The European Commission is ultimately responsible for the execution of the European Union’s budget. However, this involves a range of actors, including Member States, to which the Commission delegates implementing tasks related to a significant share of the budget.
Each year, the discharge procedure ensures ex-post democratic oversight at political level of how the EU’s annual budget has been used. It aims to verify whether implementation was in accordance with relevant rules (compliance), including the principles of sound financial management (performance).

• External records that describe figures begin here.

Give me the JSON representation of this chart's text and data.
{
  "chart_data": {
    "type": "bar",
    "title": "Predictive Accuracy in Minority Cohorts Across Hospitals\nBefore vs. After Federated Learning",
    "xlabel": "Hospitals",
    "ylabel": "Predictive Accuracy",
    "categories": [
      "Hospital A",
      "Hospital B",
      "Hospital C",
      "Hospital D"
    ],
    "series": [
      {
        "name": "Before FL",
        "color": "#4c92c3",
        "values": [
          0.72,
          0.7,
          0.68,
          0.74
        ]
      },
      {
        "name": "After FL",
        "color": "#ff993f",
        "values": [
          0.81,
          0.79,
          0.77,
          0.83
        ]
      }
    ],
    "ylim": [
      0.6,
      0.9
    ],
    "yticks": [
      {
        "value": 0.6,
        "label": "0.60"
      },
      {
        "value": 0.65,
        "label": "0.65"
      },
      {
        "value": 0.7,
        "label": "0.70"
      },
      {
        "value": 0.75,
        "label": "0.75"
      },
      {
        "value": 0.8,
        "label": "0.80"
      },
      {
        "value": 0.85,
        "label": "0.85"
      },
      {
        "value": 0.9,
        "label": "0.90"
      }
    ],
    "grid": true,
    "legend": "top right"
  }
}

The decision on whether to grant discharge for the execution of the EU budget is made by the European Parliament, which acts on a non-binding recommendation by the Council, the other arm of the EU budgetary authority. Another key institution is the European Court of Auditors, the EU’s independent external auditor, whose reports are a fundamental part of the procedure.
The discharge procedure has proved to be a powerful tool, which has had an impact on the evolution of the EU’s budgetary system, while contributing to increasing the Parliament’s political leverage. The Treaty of Lisbon has provided the procedure with a new tool – an evaluation report on the results achieved with the EU’s finances – which could increase the focus on monitoring the achievement of policy objectives. In the wake of the euro crisis, another development being debated concerns how to ensure democratic scrutiny of the financial tools that have been created outside the EU’s institutional framework and as such are not subject to the discharge procedure.